Although some advisers may suggest calving up to condition score three, Mr Cutler says calving in slightly poorer condition can have benefits post-calving too.

“Calving in slightly poorer condition maintains appetite and this will help keep energy up post-calving, which will help the cow to start cycling and will also help her to produce sufficient milk. Farmers should make a point of condition-scoring every two to three weeks, particularly in colder weather,” he says

And this is exactly what Scottish beef producer Robert Neill (pictured above) practices with his ideal condition for spring calving cows between 2-2.5.

“For calving you don’t want the cows to be too lean or too fat as they have got to be mated again and both extremes can cause problems at calving. When the cows are in decent condition over Christmas and New Year you will have a lot easier calving.”

But condition score isn’t the only thing important in the run-up to calving, according to Mr Neill, who has almost 300 spring-calving sucklers. It’s important to know the quality of your forage, he says.

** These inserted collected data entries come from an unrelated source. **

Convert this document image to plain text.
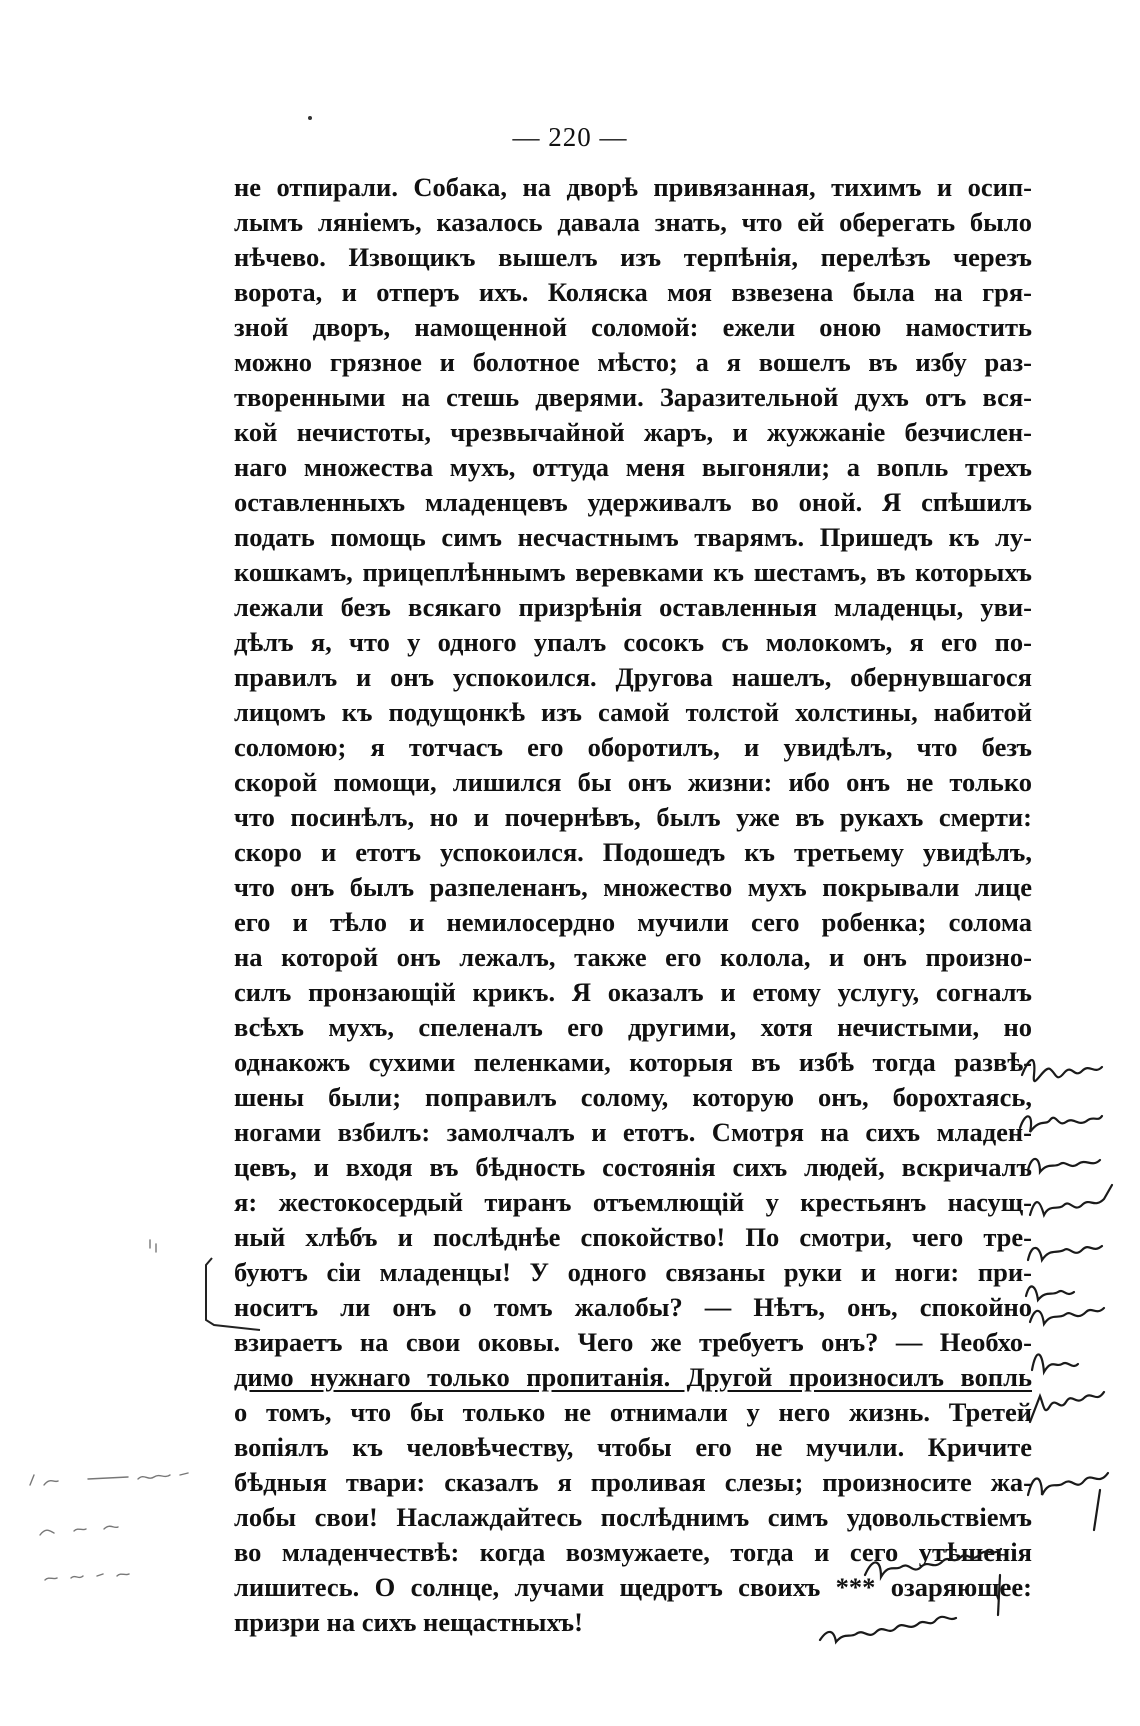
— 220 —
не отпирали. Собака, на дворѣ привязанная, тихимъ и осип-
лымъ ляніемъ, казалось давала знать, что ей оберегать было
нѣчево. Извощикъ вышелъ изъ терпѣнія, перелѣзъ черезъ
ворота, и отперъ ихъ. Коляска моя взвезена была на гря-
зной дворъ, намощенной соломой: ежели оною намостить
можно грязное и болотное мѣсто; а я вошелъ въ избу раз-
творенными на стешь дверями. Заразительной духъ отъ вся-
кой нечистоты, чрезвычайной жаръ, и жужжаніе безчислен-
наго множества мухъ, оттуда меня выгоняли; а вопль трехъ
оставленныхъ младенцевъ удерживалъ во оной. Я спѣшилъ
подать помощь симъ несчастнымъ тварямъ. Пришедъ къ лу-
кошкамъ, прицеплѣннымъ веревками къ шестамъ, въ которыхъ
лежали безъ всякаго призрѣнія оставленныя младенцы, уви-
дѣлъ я, что у одного упалъ сосокъ съ молокомъ, я его по-
правилъ и онъ успокоился. Другова нашелъ, обернувшагося
лицомъ къ подущонкѣ изъ самой толстой холстины, набитой
соломою; я тотчасъ его оборотилъ, и увидѣлъ, что безъ
скорой помощи, лишился бы онъ жизни: ибо онъ не только
что посинѣлъ, но и почернѣвъ, былъ уже въ рукахъ смерти:
скоро и етотъ успокоился. Подошедъ къ третьему увидѣлъ,
что онъ былъ разпеленанъ, множество мухъ покрывали лице
его и тѣло и немилосердно мучили сего робенка; солома
на которой онъ лежалъ, также его колола, и онъ произно-
силъ пронзающій крикъ. Я оказалъ и етому услугу, согналъ
всѣхъ мухъ, спеленалъ его другими, хотя нечистыми, но
однакожъ сухими пеленками, которыя въ избѣ тогда развѣ-
шены были; поправилъ солому, которую онъ, борохтаясь,
ногами взбилъ: замолчалъ и етотъ. Смотря на сихъ младен-
цевъ, и входя въ бѣдность состоянія сихъ людей, вскричалъ
я: жестокосердый тиранъ отъемлющій у крестьянъ насущ-
ный хлѣбъ и послѣднѣе спокойство! По смотри, чего тре-
буютъ сіи младенцы! У одного связаны руки и ноги: при-
носитъ ли онъ о томъ жалобы? — Нѣтъ, онъ, спокойно
взираетъ на свои оковы. Чего же требуетъ онъ? — Необхо-
димо нужнаго только пропитанія. Другой произносилъ вопль
о томъ, что бы только не отнимали у него жизнь. Третей
вопіялъ къ человѣчеству, чтобы его не мучили. Кричите
бѣдныя твари: сказалъ я проливая слезы; произносите жа-
лобы свои! Наслаждайтесь послѣднимъ симъ удовольствіемъ
во младенчествѣ: когда возмужаете, тогда и сего утѣшенія
лишитесь. О солнце, лучами щедротъ своихъ *** озаряющее:
призри на сихъ нещастныхъ!
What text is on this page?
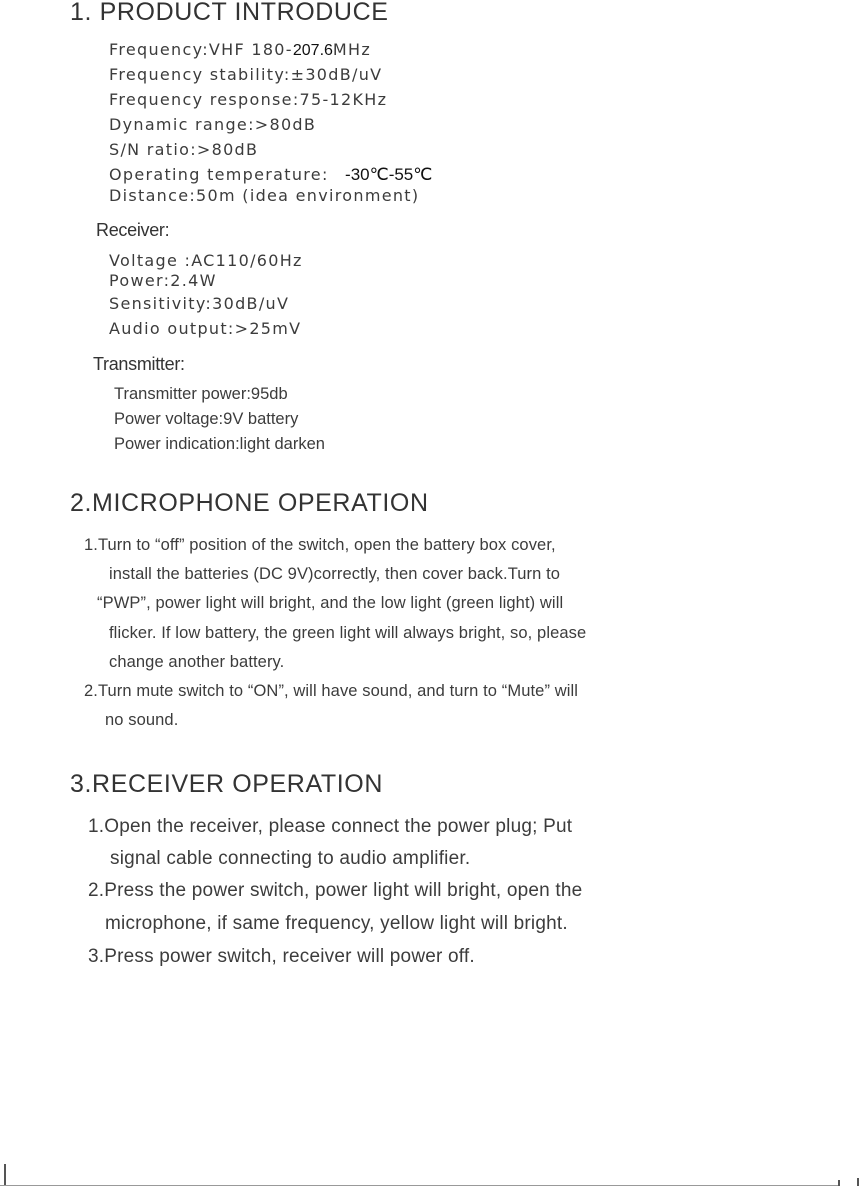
1. PRODUCT INTRODUCE
Frequency:VHF 180-207.6MHz
Frequency stability:±30dB/uV
Frequency response:75-12KHz
Dynamic range:>80dB
S/N ratio:>80dB
Operating temperature: -30℃-55℃
Distance:50m (idea environment)
Receiver:
Voltage :AC110/60Hz
Power:2.4W
Sensitivity:30dB/uV
Audio output:>25mV
Transmitter:
Transmitter power:95db
Power voltage:9V battery
Power indication:light darken
2.MICROPHONE OPERATION
1.Turn to “off” position of the switch, open the battery box cover,
install the batteries (DC 9V)correctly, then cover back.Turn to
“PWP”, power light will bright, and the low light (green light) will
flicker. If low battery, the green light will always bright, so, please
change another battery.
2.Turn mute switch to “ON”, will have sound, and turn to “Mute” will
no sound.
3.RECEIVER OPERATION
1.Open the receiver, please connect the power plug; Put
signal cable connecting to audio amplifier.
2.Press the power switch, power light will bright, open the
microphone, if same frequency, yellow light will bright.
3.Press power switch, receiver will power off.
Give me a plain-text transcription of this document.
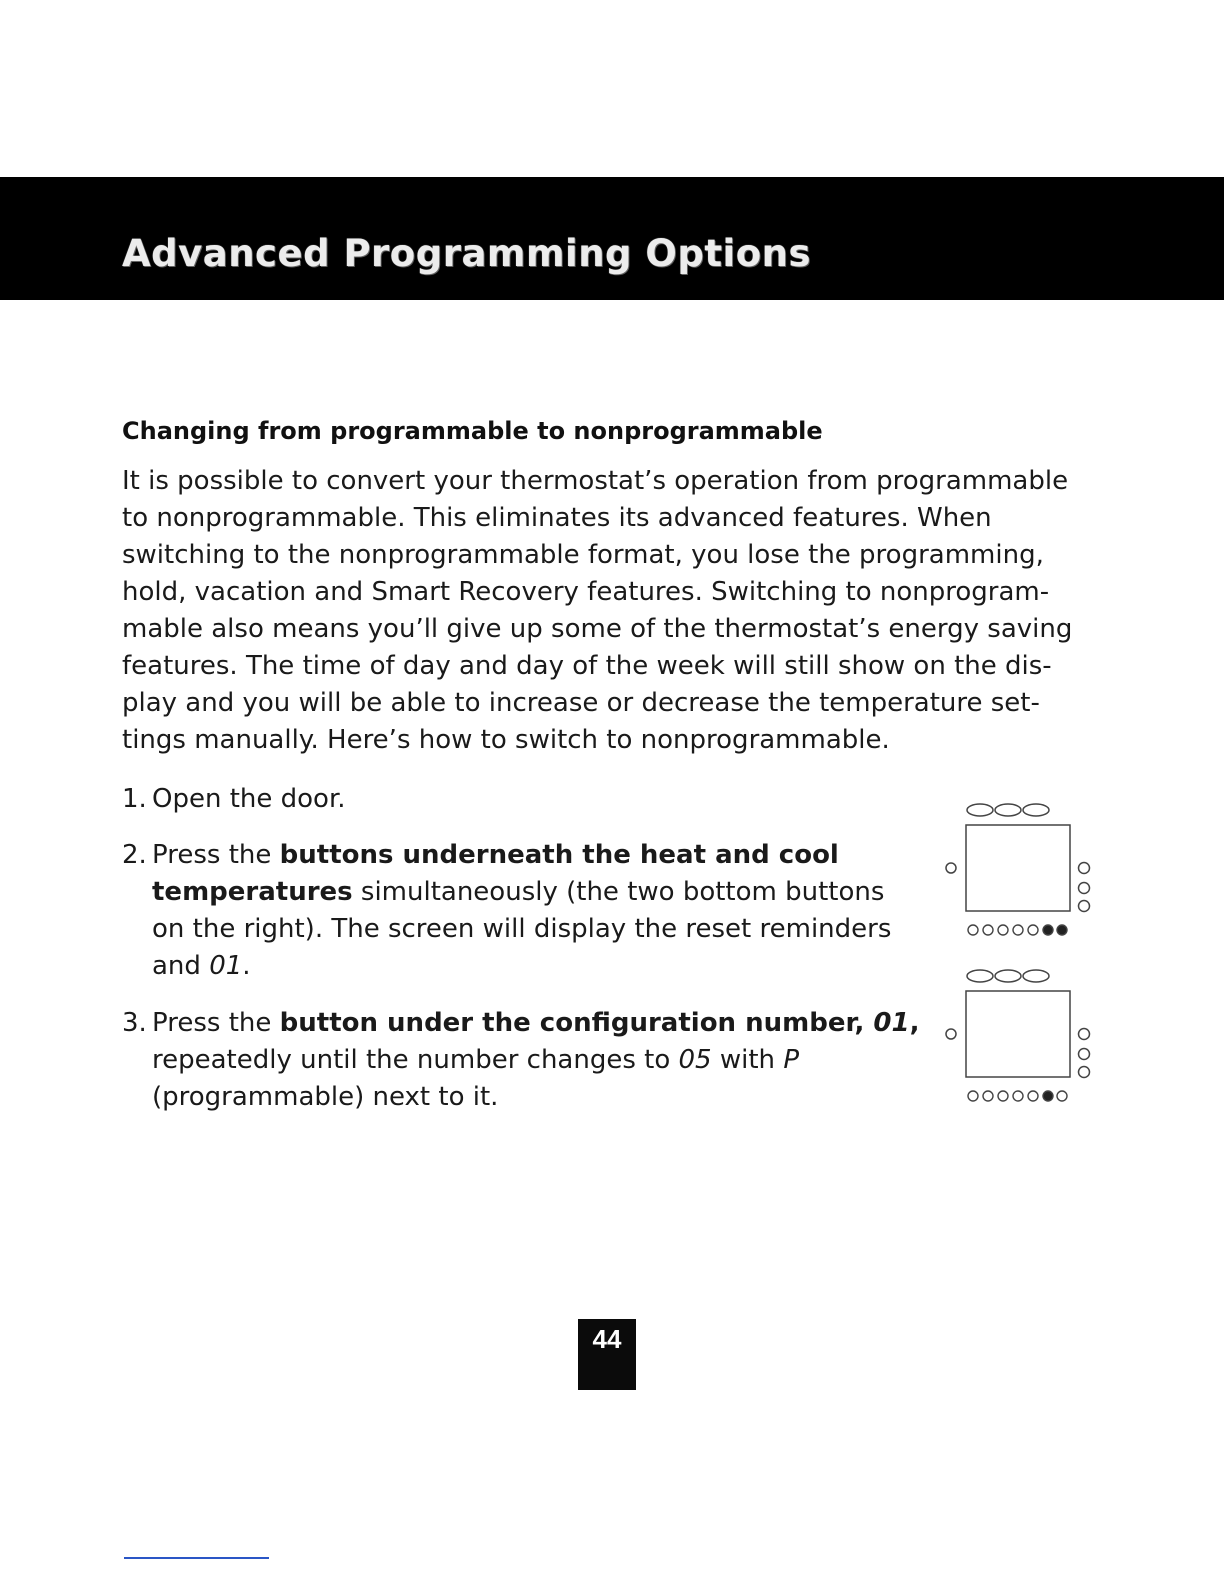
Advanced Programming Options
Changing from programmable to nonprogrammable

It is possible to convert your thermostat’s operation from programmable
to nonprogrammable. This eliminates its advanced features. When
switching to the nonprogrammable format, you lose the programming,
hold, vacation and Smart Recovery features. Switching to nonprogram-
mable also means you’ll give up some of the thermostat’s energy saving
features. The time of day and day of the week will still show on the dis-
play and you will be able to increase or decrease the temperature set-
tings manually. Here’s how to switch to nonprogrammable.

1. Open the door.
2. Press the buttons underneath the heat and cool
temperatures simultaneously (the two bottom buttons
on the right). The screen will display the reset reminders
and 01.
3. Press the button under the configuration number, 01,
repeatedly until the number changes to 05 with P
(programmable) next to it.
44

“We always have our forage-analysed, so we know when we need to feed any additional supplements. On our land we are low in selenium and vitamin E, both of which are associated with calf vigour, so we supplement these in feed,” he says.

And vitamin and mineral statuses are important, adds Mr Cutler. “Many vitamin and mineral statuses come with the land so it’s important to check for any deficiencies.

“Iodine status is particularly important and the best way to ensure animals have sufficient levels is to provide boluses or free access minerals or by adding potassium iodide to water. When iodine levels are really low this can cause late abortion and ‘dippy’ calves.”

Mr Cutler also emphasises the importance of pregnancy diagnosing. “Although pregnancy diagnosis should have been done by now, it is vital it is done. It is not worth feeding a cow when she is not in calf.”

And there is money to be had from those barren cows, adds Mr Neill. “PD-ing is important prior to calving and with the value of cull cows good at the moment, when you have got an empty cow it is best to feed her up and sell and buy in replacement heifers instead,” he says.

Having calving aids ready is also an important part of preparation, adds Mr Cutler. “Making sure you have a tool box with calving aids. Clean ropes, slip gel and possibly respiratory aids can save time when it is most needed.”